De ses débuts foudroyants jusqu’à sa reconnaissance mondiale en solo dans les années 1980, florilège de quelques-unes des plus grandes prestations de la “queen of rock”, morte le 24 mai .

Tina Turner en concert au Pavillon de Paris en 1978.

Tina Turner en concert au Pavillon de Paris en 1978. Photo Jean-Pierre Leloir / Gamma-Rapho

Par Hugo Cassavetti


Si Aretha Franklin était l’incontestable monarque de la soul, personne ne songerait à nier à Tina Turner le titre de « queen of rock ». La chanteuse au phénoménal coffre rugissant, aussi sauvage que son jeu de scène des plus torrides, s’est éteinte à 83 ans, dans son refuge suisse où elle profitait d’une retraite méritée au terme d’une carrière prodigieuse qui l’aura vue triompher comme nulle autre de l’adversité. De ses débuts foudroyants sous l’emprise de son mentor violent Ike Turner, jusqu’à son émancipation et sa reconnaissance mondiale en solo dans les années 1980, florilège de quelques-unes de ses plus grandes prestations.

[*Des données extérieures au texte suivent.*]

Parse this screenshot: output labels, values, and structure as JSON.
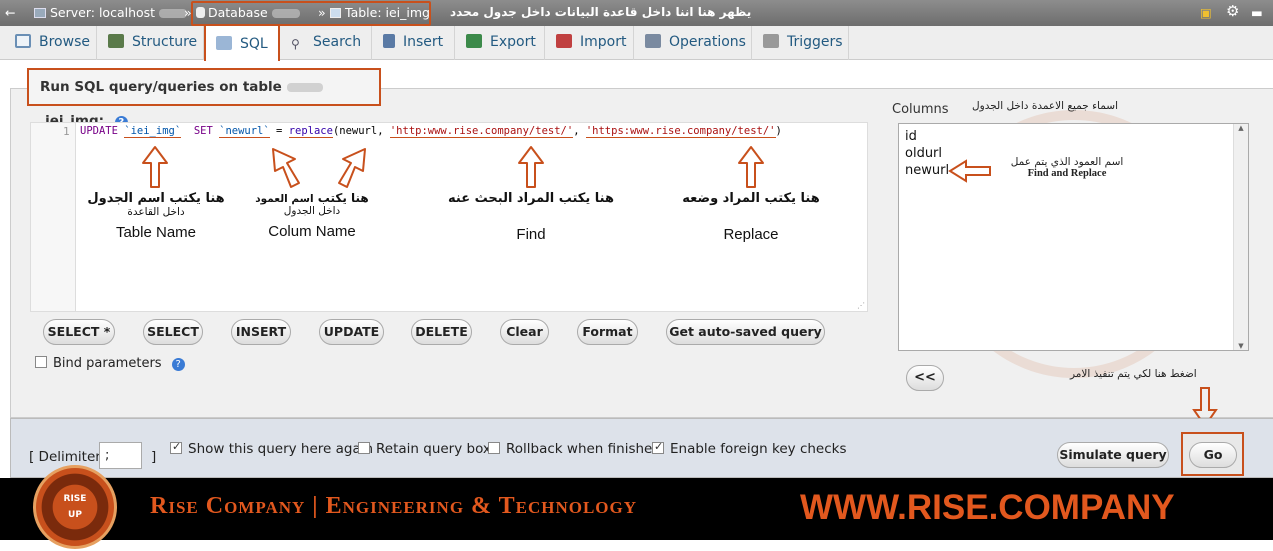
{
  "topbar": {
    "server": "Server: localhost",
    "database": "Database",
    "table": "Table: iei_img",
    "separator": "»",
    "arabic_note": "يظهر هنا اننا داخل قاعدة البيانات داخل جدول محدد"
  },
  "tabs": [
    {
      "label": "Browse",
      "icon": "browse-icon"
    },
    {
      "label": "Structure",
      "icon": "structure-icon"
    },
    {
      "label": "SQL",
      "icon": "sql-icon"
    },
    {
      "label": "Search",
      "icon": "search-icon"
    },
    {
      "label": "Insert",
      "icon": "insert-icon"
    },
    {
      "label": "Export",
      "icon": "export-icon"
    },
    {
      "label": "Import",
      "icon": "import-icon"
    },
    {
      "label": "Operations",
      "icon": "operations-icon"
    },
    {
      "label": "Triggers",
      "icon": "triggers-icon"
    }
  ],
  "active_tab": "SQL",
  "query": {
    "title_prefix": "Run SQL query/queries on table",
    "title_suffix": ".iei_img:",
    "line_number": "1",
    "code": {
      "kw_update": "UPDATE",
      "table": "`iei_img`",
      "kw_set": "SET",
      "column": "`newurl`",
      "eq": "=",
      "func": "replace",
      "arg_open": "(newurl,",
      "find": "'http:www.rise.company/test/'",
      "comma": ",",
      "replace_with": "'https:www.rise.company/test/'",
      "close": ")"
    }
  },
  "annotations": {
    "table": {
      "ar": "هنا يكتب اسم الجدول",
      "ar_sub": "داخل القاعدة",
      "en": "Table Name"
    },
    "column": {
      "ar_top": "اسم العمود",
      "ar": "هنا يكتب",
      "ar_sub": "داخل الجدول",
      "en": "Colum  Name"
    },
    "find": {
      "ar": "هنا يكتب المراد البحث عنه",
      "en": "Find"
    },
    "replace": {
      "ar": "هنا يكتب المراد وضعه",
      "en": "Replace"
    },
    "columns_header": "اسماء جميع الاعمدة داخل الجدول",
    "column_target_ar": "اسم العمود الذي يتم عمل",
    "column_target_en": "Find and Replace",
    "go_hint": "اضغط هنا لكي يتم تنفيذ الامر"
  },
  "buttons": {
    "select_star": "SELECT *",
    "select": "SELECT",
    "insert": "INSERT",
    "update": "UPDATE",
    "delete": "DELETE",
    "clear": "Clear",
    "format": "Format",
    "autosaved": "Get auto-saved query",
    "insert_column": "<<",
    "simulate": "Simulate query",
    "go": "Go"
  },
  "bind_parameters": {
    "label": "Bind parameters",
    "checked": false
  },
  "columns": {
    "label": "Columns",
    "items": [
      "id",
      "oldurl",
      "newurl"
    ]
  },
  "options": {
    "delimiter_label": "[ Delimiter",
    "delimiter_value": ";",
    "delimiter_close": "]",
    "show_query": {
      "label": "Show this query here again",
      "checked": true
    },
    "retain_box": {
      "label": "Retain query box",
      "checked": false
    },
    "rollback": {
      "label": "Rollback when finished",
      "checked": false
    },
    "foreign_keys": {
      "label": "Enable foreign key checks",
      "checked": true
    }
  },
  "banner": {
    "brand": "Rise Company | Engineering & Technology",
    "site": "WWW.RISE.COMPANY",
    "logo_top": "RISE",
    "logo_bottom": "UP"
  },
  "colors": {
    "highlight": "#c8501c",
    "brand_orange": "#e2581e",
    "link_blue": "#235a81"
  }
}
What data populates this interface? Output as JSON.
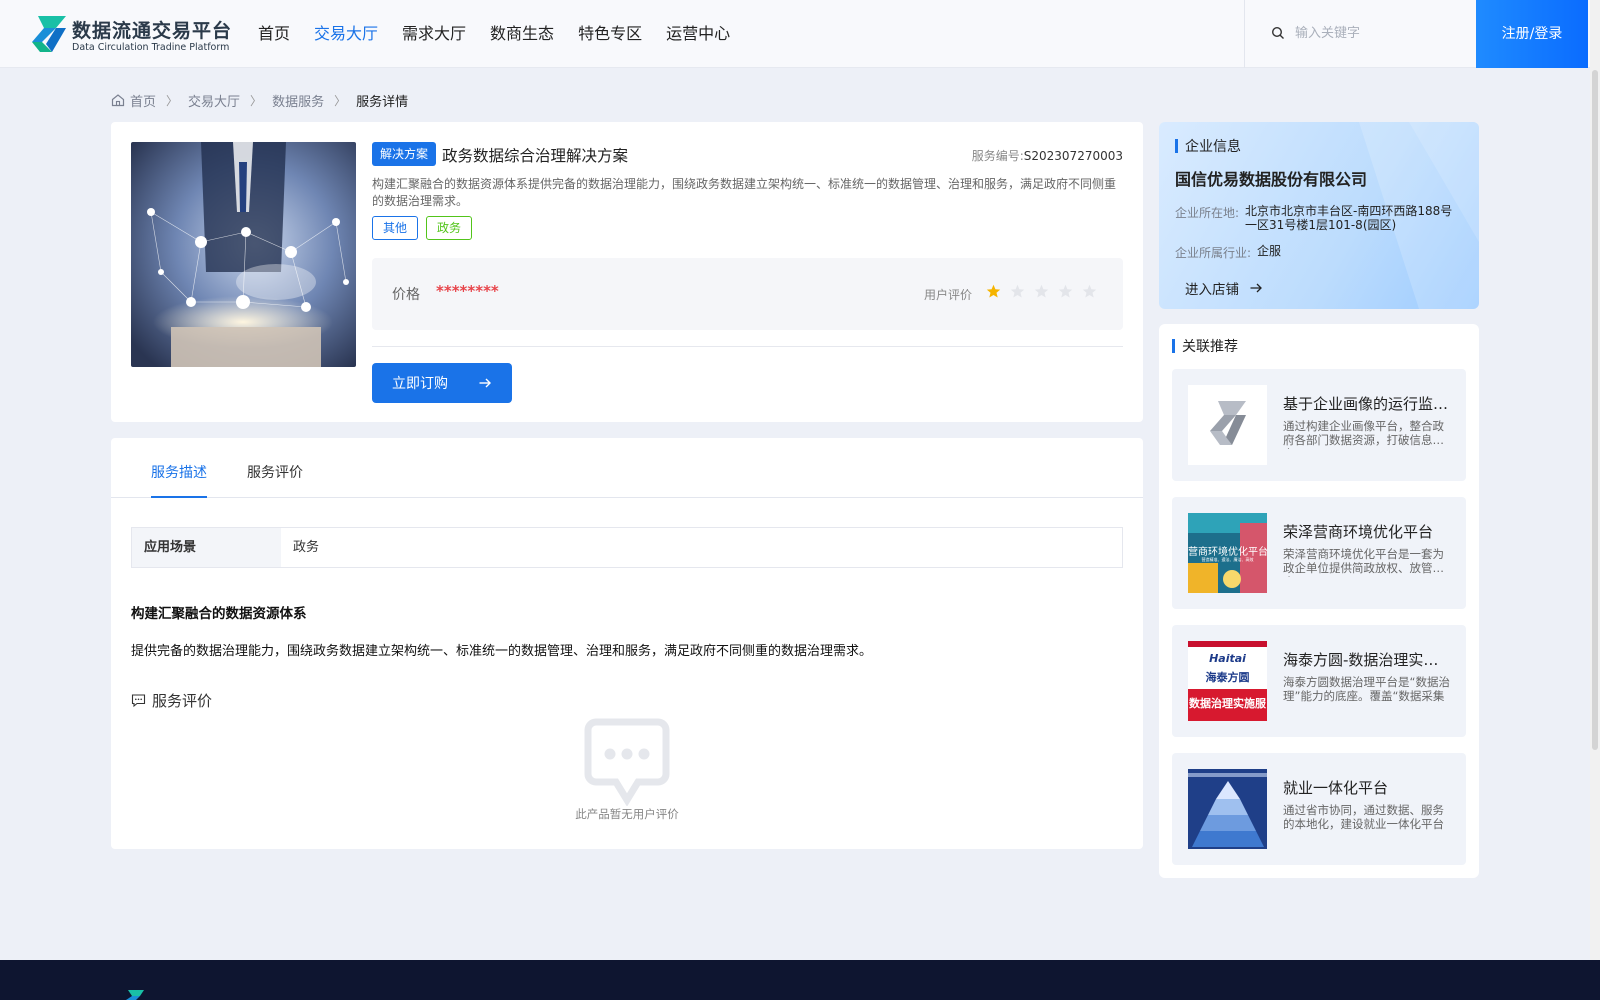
{
  "header": {
    "logo_title": "数据流通交易平台",
    "logo_subtitle": "Data Circulation Tradine Platform",
    "nav": [
      {
        "label": "首页",
        "active": false
      },
      {
        "label": "交易大厅",
        "active": true
      },
      {
        "label": "需求大厅",
        "active": false
      },
      {
        "label": "数商生态",
        "active": false
      },
      {
        "label": "特色专区",
        "active": false
      },
      {
        "label": "运营中心",
        "active": false
      }
    ],
    "search_placeholder": "输入关键字",
    "login_label": "注册/登录"
  },
  "breadcrumb": [
    "首页",
    "交易大厅",
    "数据服务",
    "服务详情"
  ],
  "product": {
    "badge": "解决方案",
    "title": "政务数据综合治理解决方案",
    "service_no_label": "服务编号:",
    "service_no": "S202307270003",
    "description": "构建汇聚融合的数据资源体系提供完备的数据治理能力，围绕政务数据建立架构统一、标准统一的数据管理、治理和服务，满足政府不同侧重的数据治理需求。",
    "tags": [
      "其他",
      "政务"
    ],
    "price_label": "价格",
    "price_value": "********",
    "rating_label": "用户评价",
    "rating": 1,
    "rating_max": 5,
    "buy_label": "立即订购"
  },
  "tabs": [
    {
      "label": "服务描述",
      "active": true
    },
    {
      "label": "服务评价",
      "active": false
    }
  ],
  "details": {
    "scene_key": "应用场景",
    "scene_value": "政务",
    "heading": "构建汇聚融合的数据资源体系",
    "body": "提供完备的数据治理能力，围绕政务数据建立架构统一、标准统一的数据管理、治理和服务，满足政府不同侧重的数据治理需求。",
    "review_heading": "服务评价",
    "empty_text": "此产品暂无用户评价"
  },
  "company": {
    "section_title": "企业信息",
    "name": "国信优易数据股份有限公司",
    "location_label": "企业所在地:",
    "location": "北京市北京市丰台区-南四环西路188号一区31号楼1层101-8(园区)",
    "industry_label": "企业所属行业:",
    "industry": "企服",
    "shop_label": "进入店铺"
  },
  "related": {
    "section_title": "关联推荐",
    "items": [
      {
        "title": "基于企业画像的运行监测平台",
        "desc": "通过构建企业画像平台，整合政府各部门数据资源，打破信息孤岛",
        "thumb": "logo"
      },
      {
        "title": "荣泽营商环境优化平台",
        "desc": "荣泽营商环境优化平台是一套为政企单位提供简政放权、放管结合",
        "thumb": "biz",
        "thumb_text": "营商环境优化平台",
        "thumb_sub": "营造精准、遵法、廉洁、高效"
      },
      {
        "title": "海泰方圆-数据治理实施服务",
        "desc": "海泰方圆数据治理平台是“数据治理”能力的底座。覆盖“数据采集",
        "thumb": "ht",
        "thumb_brand": "Haitai",
        "thumb_text": "海泰方圆",
        "thumb_sub": "数据治理实施服"
      },
      {
        "title": "就业一体化平台",
        "desc": "通过省市协同，通过数据、服务的本地化，建设就业一体化平台",
        "thumb": "pyr"
      }
    ]
  },
  "colors": {
    "primary": "#1a73e8",
    "price": "#e7454b",
    "star_on": "#f5b400",
    "star_off": "#e3e5ea",
    "footer": "#0e1530"
  }
}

“It’s Gonna Work Out Fine” (1961)

Pas le premier (A Fool in Love, en 1960), mais le plus gros tube des débuts de carrière de Ike and Tina Turner. Elle, née Anna Mae Bullock, 22 ans, devenue la poule aux œufs d’or de Ike Turner, de huit ans son aîné, rockeur émérite et homme à femmes abusif. Un rhythm’n’blues comme tant d’autres à l’époque, mais qui se distingue par la voix déchirante de la sulfureuse jeune femme, fille déshéritée qui a vu sa chance miraculeusement tourner, quitte à subir la loi d’airain de son impitoyable mentor.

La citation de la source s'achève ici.